Technology to bring slow and steady relief to labor struggle

 Technology to bring slow and steady relief to labor struggle

SALINAS, Calif. — A dwindling supply of farm workers in the U.S. won’t necessarily bring quick fixes in automation of harvesting and other tasks, but the steady advance of science will bring more labor-saving solutions for growers in the next decade, panelists said at a farm labor workshop at the Forbes AgTech Summit.
 
Moderated by David Mancera, business advisor with Kitchen Table Advisors, the June 29 session was called “Help Wanted: how labor is shaping the farm of tomorrow.”
 
The farm labor population is aging and second-generation immigrants aren’t interested in working on farms, said panelist Javier Zamora, owner of California-based JSM Organics, which grows in California’s Central Coast.

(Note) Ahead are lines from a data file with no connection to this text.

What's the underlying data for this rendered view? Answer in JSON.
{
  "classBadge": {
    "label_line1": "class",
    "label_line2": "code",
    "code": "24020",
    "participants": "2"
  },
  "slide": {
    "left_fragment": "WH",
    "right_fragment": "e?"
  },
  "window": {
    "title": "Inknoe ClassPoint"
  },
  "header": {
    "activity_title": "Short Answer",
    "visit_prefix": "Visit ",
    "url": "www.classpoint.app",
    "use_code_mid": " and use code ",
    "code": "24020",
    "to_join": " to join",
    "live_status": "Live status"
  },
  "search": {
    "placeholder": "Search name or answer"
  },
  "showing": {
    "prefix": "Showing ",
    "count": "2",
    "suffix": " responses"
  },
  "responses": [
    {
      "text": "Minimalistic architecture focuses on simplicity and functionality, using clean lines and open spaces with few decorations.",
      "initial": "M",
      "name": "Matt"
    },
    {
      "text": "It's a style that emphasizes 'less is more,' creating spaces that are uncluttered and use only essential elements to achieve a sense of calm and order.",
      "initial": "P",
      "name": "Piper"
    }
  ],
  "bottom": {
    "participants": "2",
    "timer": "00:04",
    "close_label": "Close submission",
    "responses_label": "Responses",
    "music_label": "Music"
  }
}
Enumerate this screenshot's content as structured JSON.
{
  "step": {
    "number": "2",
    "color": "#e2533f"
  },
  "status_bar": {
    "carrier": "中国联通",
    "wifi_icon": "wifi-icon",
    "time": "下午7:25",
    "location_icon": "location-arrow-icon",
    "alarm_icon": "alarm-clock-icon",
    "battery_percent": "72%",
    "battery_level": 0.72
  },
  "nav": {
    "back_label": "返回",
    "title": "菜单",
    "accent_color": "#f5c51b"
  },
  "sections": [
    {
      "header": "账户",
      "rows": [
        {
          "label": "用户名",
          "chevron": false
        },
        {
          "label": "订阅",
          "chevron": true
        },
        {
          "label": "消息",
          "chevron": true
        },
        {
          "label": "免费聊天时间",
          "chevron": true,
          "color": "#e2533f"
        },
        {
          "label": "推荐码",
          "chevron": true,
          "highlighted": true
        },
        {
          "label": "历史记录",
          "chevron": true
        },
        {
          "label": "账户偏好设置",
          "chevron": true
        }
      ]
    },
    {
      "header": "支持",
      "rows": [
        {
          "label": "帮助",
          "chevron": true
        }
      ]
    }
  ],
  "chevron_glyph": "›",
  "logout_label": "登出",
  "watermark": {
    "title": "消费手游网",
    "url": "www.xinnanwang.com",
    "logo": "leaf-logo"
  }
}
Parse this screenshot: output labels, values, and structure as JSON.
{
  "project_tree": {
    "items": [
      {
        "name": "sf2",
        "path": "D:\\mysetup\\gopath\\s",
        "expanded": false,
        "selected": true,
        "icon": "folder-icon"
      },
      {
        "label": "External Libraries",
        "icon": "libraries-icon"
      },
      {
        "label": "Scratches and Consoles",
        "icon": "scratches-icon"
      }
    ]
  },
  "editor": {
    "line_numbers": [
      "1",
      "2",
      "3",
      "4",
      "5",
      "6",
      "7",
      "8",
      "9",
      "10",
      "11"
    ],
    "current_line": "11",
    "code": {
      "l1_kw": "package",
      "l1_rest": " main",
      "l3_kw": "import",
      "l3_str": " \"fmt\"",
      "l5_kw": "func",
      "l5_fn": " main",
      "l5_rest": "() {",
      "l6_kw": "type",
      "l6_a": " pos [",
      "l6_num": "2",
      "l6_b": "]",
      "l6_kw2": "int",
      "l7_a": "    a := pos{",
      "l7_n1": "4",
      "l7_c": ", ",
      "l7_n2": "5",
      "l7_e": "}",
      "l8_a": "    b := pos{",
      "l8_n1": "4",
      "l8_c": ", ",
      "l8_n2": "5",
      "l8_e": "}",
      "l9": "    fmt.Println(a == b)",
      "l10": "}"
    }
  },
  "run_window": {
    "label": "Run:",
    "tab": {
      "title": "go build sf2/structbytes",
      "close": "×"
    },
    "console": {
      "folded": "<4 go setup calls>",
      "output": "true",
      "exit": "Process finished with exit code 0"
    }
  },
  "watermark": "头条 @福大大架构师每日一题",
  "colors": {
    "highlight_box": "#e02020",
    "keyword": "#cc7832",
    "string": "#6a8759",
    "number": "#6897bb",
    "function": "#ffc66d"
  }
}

Policies of the Trump administration are keeping levels of undocumented immigrants crossing into the U.S. low, and all of those factors combine to create problems in finding farm labor, he said.
 
Panelist Dan Steere, co-founder and CEO, Abundant Robotics — a firm that is close to commercializing an automated apple picker — said that the current tight farm labor conditions are nothing new, as apple growers have wanted the ability to automate apple harvest for more than 50 years.
 
“The best engineers in the world had not yet designed an automated harvester in the 1960s, 1970s, 1980s and even in the early 2000s,” he said. “There are finally underlying technologies that let us start to address some of these technical problems,” he said. 
 
While rising farm labor rates are a reality, that doesn’t change the capability of automation technology, Steere said.
 
“Most of the problem in bringing automation to agriculture in Salinas or in the orchards of Washington state isn’t related to wages that the automation is competing with, it is related to whether or not automation can do the task at all.”
 
Steere said he believes that in the next decade there will be great advances in automation technology to handle difficult tasks, to manipulate commodities in the way growers need to replace field labor.
 
“I think you will see a significant impact over the next five to ten year time frame, In two years, not so much,” he said.
 
While some might see automation as suddenly displacing farm workers, agriculture has progressively become more efficient with labor for 200 years, Steere said.
 
Taking root
 
“I think we are in the infancy of really putting the technology like transplanters, weeders, cutting machines and putting them to work and feeling comfortable about doing commercial acreage sized work,” said panelist Brain Antle, president of PlantTape USA, Tanimura & Antle’s automated transplant company.
 
While there are machines that have automated planting, thinning and weeding lettuce, Antle said work needs to be done in automating handling and field packing of vegetables after harvest,  
 
“Nobody is really close to getting that side of it,” he said. “There is nothing to replace the skilled labor of a guy that is field packing the product,” he said.
 
While such machinery might exist in a lab, Antle said it is another thing to weld it on to a moving machine and have it work 24 hours a day under harsh conditions.